Me sentí absolutamente confundido. Di un paso atrás. ¿Acaso iba a encorvarse su espalda e iba a lanzarme la sonrisa burlona de Moriarty?
Holmes me dirigió sin embargo una mirada tranquilizadora, y mi pánico empezó a desvanecerse.
—Moriarty y yo no somos un mismo hombre, Watson; no tenemos el mismo cuerpo. Sólo quería decir que, físicamente al menos, su cuerpo y el mío son iguales.
Holmes reanudó el paseo y yo le seguí hasta ponerme a su altura.
—Sólo he tratado de darles unos simples indicios de las maravillas que llegarán a ser realidad en el futuro. No le he mentido cuando le he dicho que he caminado por la superficie de la Luna, y también por la de varios planetas además de la Tierra. Cuando le he dicho que he llegado a Inglaterra procedente de un tiempo situado dentro de trescientos años, le he dicho la verdad. Y le pido, Watson, que crea estas cosas y también otras. Le pido que crea que el profesor James Moriarty es un duplicado exacto de mi persona. Ni él ni yo nacimos, Watson. Fuimos, por decirlo con una palabra de un libro que no se ha escrito todavía, decantados.
Me invadió un acceso de ira.
—Holmes, soy un médico. ¡A mí no va a engañarme así! Estoy dispuesto a creer que ha viajado por el tiempo. Como mínimo es una posibilidad lógica. Pero me parece que me pide demasiado si quiere que crea que usted no nació de la unión de un hombre y una mujer... ¿Decantados? ¿Vertidos de un frasco? ¿Y ahora, qué va a contarme, que le concibieron en el cristal de un reloj y le destetaron en un tubo de precipitación?
Holmes se puso a reír:
—Watson —me dijo—, ¡es usted asombroso! Perdóneme, pero lo que acaba de decir es mucho más exacto de lo que se imagina.
No hice el menor caso de la alegría que manifestaba mi amigo y seguí atacándole:
—¿Y afirma que Moriarty es un duplicado exacto de usted? ¿Cómo quiere que crea esas tonterías?

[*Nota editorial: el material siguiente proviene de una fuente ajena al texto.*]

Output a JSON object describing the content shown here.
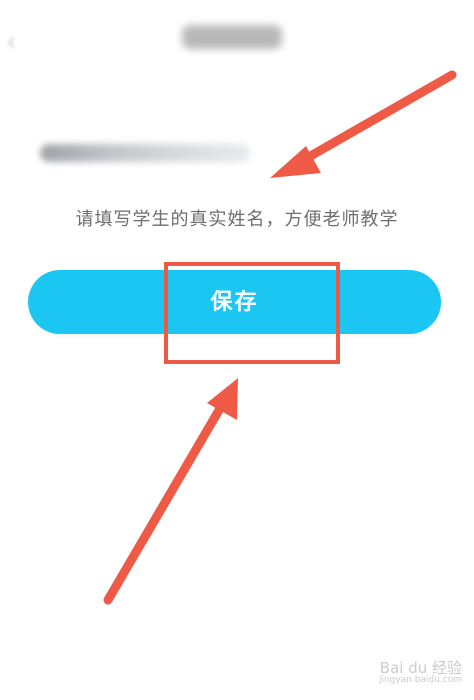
{
  "header": {
    "back_icon": "chevron-left-icon"
  },
  "form": {
    "name_value": "",
    "hint": "请填写学生的真实姓名，方便老师教学",
    "save_label": "保存"
  },
  "annotation": {
    "arrow_color": "#ee5a45",
    "highlight_color": "#ee5a45"
  },
  "theme": {
    "button_color": "#1bc6f2"
  },
  "watermark": {
    "logo": "Bai du 经验",
    "url": "jingyan.baidu.com"
  }
}
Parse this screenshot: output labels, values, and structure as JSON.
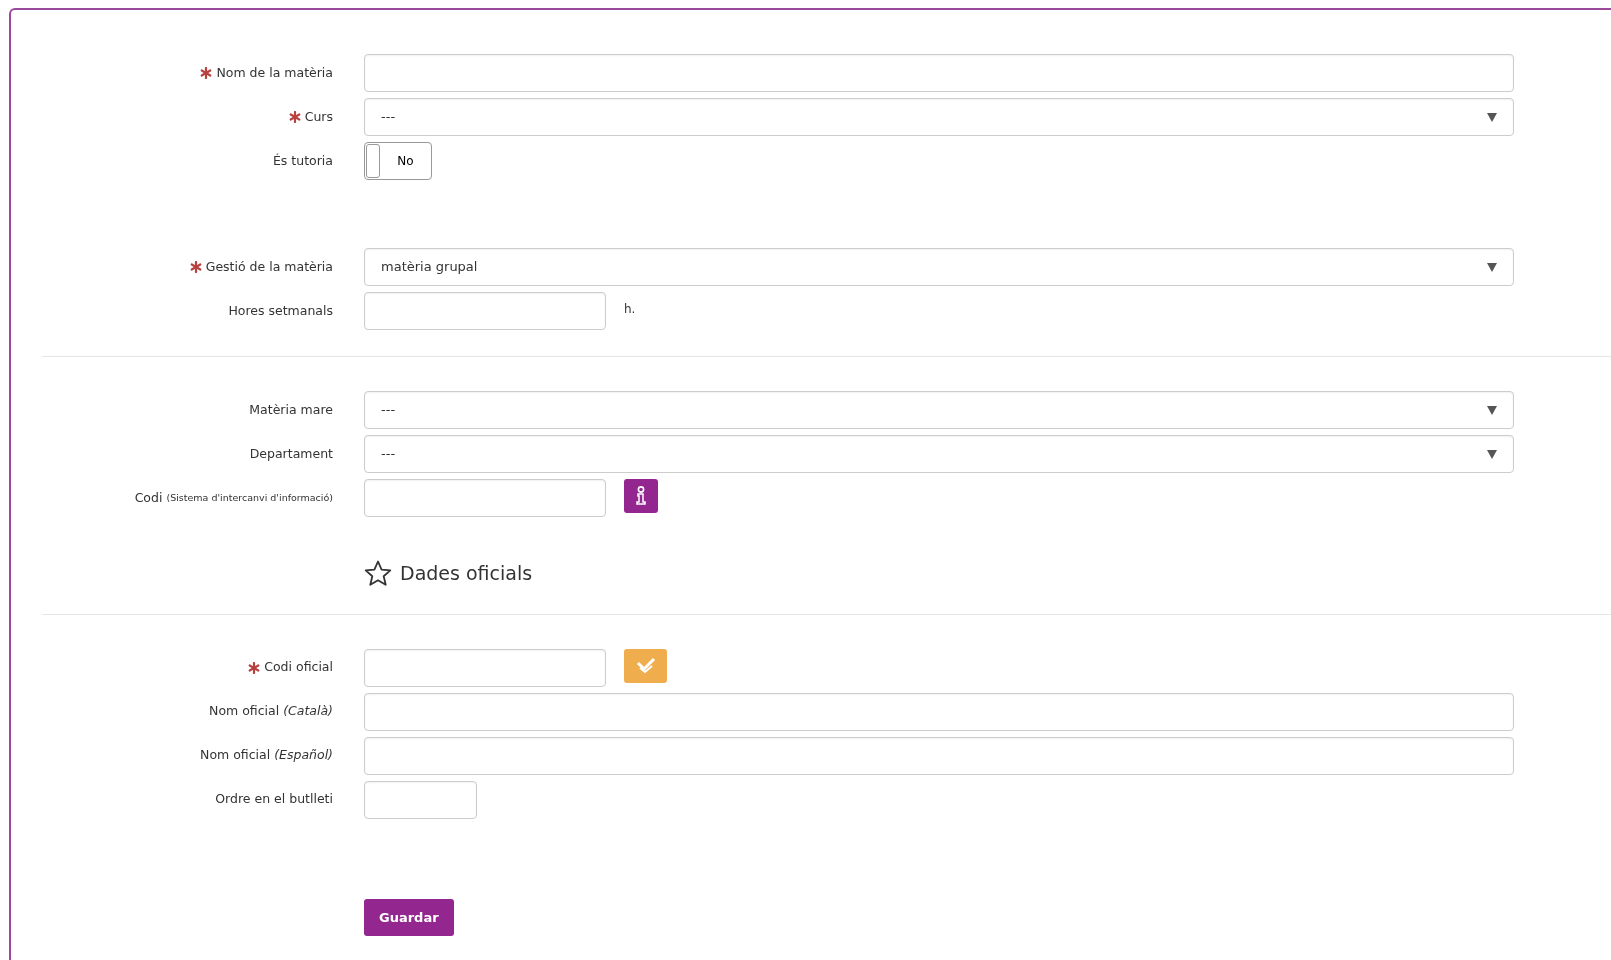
{
  "groups": [
    {
      "divider_after": false,
      "fields": [
        {
          "kind": "text",
          "label": "Nom de la matèria",
          "required": true
        },
        {
          "kind": "select",
          "label": "Curs",
          "required": true,
          "value": "---"
        },
        {
          "kind": "toggle",
          "label": "És tutoria",
          "required": false,
          "value": "No",
          "on": false
        }
      ]
    },
    {
      "divider_after": true,
      "fields": [
        {
          "kind": "select",
          "label": "Gestió de la matèria",
          "required": true,
          "value": "matèria grupal"
        },
        {
          "kind": "short",
          "label": "Hores setmanals",
          "required": false,
          "unit": "h."
        }
      ]
    },
    {
      "divider_after": true,
      "heading": "Dades oficials",
      "fields": [
        {
          "kind": "select",
          "label": "Matèria mare",
          "required": false,
          "value": "---"
        },
        {
          "kind": "select",
          "label": "Departament",
          "required": false,
          "value": "---"
        },
        {
          "kind": "short",
          "label": "Codi",
          "note": "(Sistema d'intercanvi d'informació)",
          "required": false,
          "button": {
            "kind": "info"
          }
        }
      ]
    },
    {
      "divider_after": false,
      "fields": [
        {
          "kind": "short",
          "label": "Codi oficial",
          "required": true,
          "button": {
            "kind": "check"
          }
        },
        {
          "kind": "text",
          "label": "Nom oficial *(Català)*",
          "required": false
        },
        {
          "kind": "text",
          "label": "Nom oficial *(Español)*",
          "required": false
        },
        {
          "kind": "tiny",
          "label": "Ordre en el butlleti",
          "required": false
        }
      ]
    }
  ],
  "submit": "Guardar"
}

A nuestra izquierda se levantaba la cresta de una serie de colinas. Detrás de ellas, y a cubierto de los vientos costeros, estaban los prados en los que Holmes me había dicho que estaban las colmenas con sus abejas. Holmes señaló hacia allí y me dijo:
—No es por casualidad que me he convertido en un apicultor.
Que se pusiera a hablar ahora de su entretenimiento favorito me enfureció más aún.

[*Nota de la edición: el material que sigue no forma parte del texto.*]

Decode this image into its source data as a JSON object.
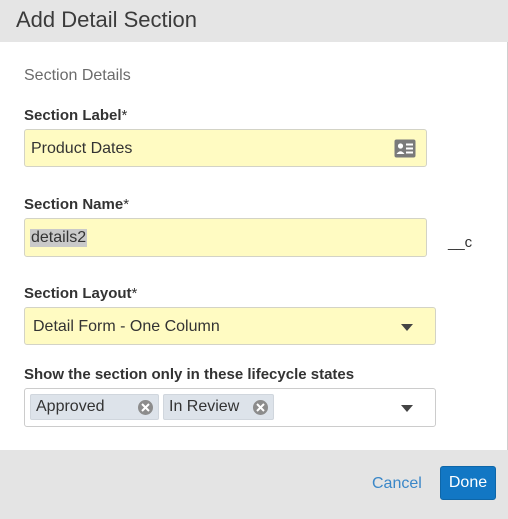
{
  "dialog": {
    "title": "Add Detail Section",
    "section_header": "Section Details"
  },
  "fields": {
    "section_label": {
      "label": "Section Label",
      "required_mark": "*",
      "value": "Product Dates",
      "icon": "contact-card-icon"
    },
    "section_name": {
      "label": "Section Name",
      "required_mark": "*",
      "value": "details2",
      "suffix": "__c"
    },
    "section_layout": {
      "label": "Section Layout",
      "required_mark": "*",
      "value": "Detail Form - One Column"
    },
    "lifecycle_states": {
      "label": "Show the section only in these lifecycle states",
      "selected": [
        "Approved",
        "In Review"
      ]
    }
  },
  "footer": {
    "cancel_label": "Cancel",
    "done_label": "Done"
  },
  "colors": {
    "input_highlight": "#fffbc2",
    "primary_button": "#1277c4",
    "link": "#3a87c8"
  }
}
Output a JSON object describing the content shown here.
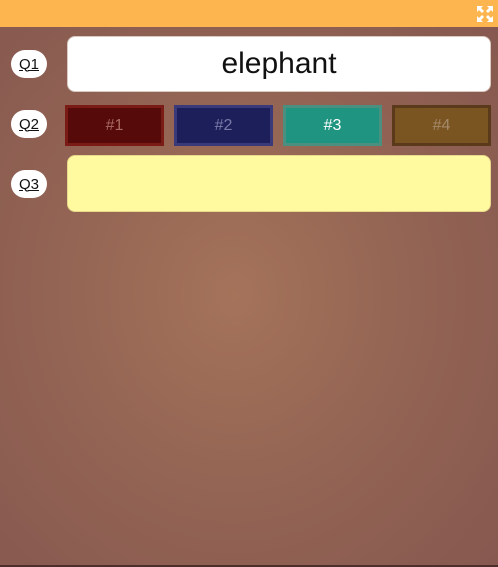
{
  "colors": {
    "topbar": "#fdb54f",
    "q3_fill": "#fff9a0"
  },
  "toolbar": {
    "fullscreen_icon": "expand-arrows-icon"
  },
  "questions": [
    {
      "label": "Q1",
      "answer": "elephant"
    },
    {
      "label": "Q2",
      "choices": [
        {
          "label": "#1",
          "fill": "#560a0a",
          "border": "#7a1b16",
          "text": "#a86a62",
          "selected": false
        },
        {
          "label": "#2",
          "fill": "#1c1f5a",
          "border": "#3a3a7a",
          "text": "#7a7aa8",
          "selected": false
        },
        {
          "label": "#3",
          "fill": "#1f9480",
          "border": "#4a8f80",
          "text": "#ffffff",
          "selected": true
        },
        {
          "label": "#4",
          "fill": "#7a5421",
          "border": "#5a3a1a",
          "text": "#a58a6a",
          "selected": false
        }
      ]
    },
    {
      "label": "Q3",
      "answer": ""
    }
  ]
}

—¡Abejas, abejas! No quiero hablar precisamente de abejas ahora, Holmes. ¡Tiene que aclarar inmediatamente esa ridícula afirmación que ha hecho sobre usted y Moriarty! Tiene el deber de aclararlo ahora mismo, y no voy a permitirle cambiar de tema.
—No cambiaba de tema, Watson. Las abejas irán muy bien para explicárselo. ¿Sabe que sólo hay tres clases de abejas en cada colmena? Hay una reina, unos cientos de zánganos, y varios miles de obreras. Los zánganos son todos iguales entre sí; es imposible distinguir uno de otro. Y lo mismo ocurre con las obreras. Cada zángano y cada obrera es un duplicado de todos los demás de su misma categoría.
—Sí, pero eso son abejas, y nosotros estamos hablando de seres humanos.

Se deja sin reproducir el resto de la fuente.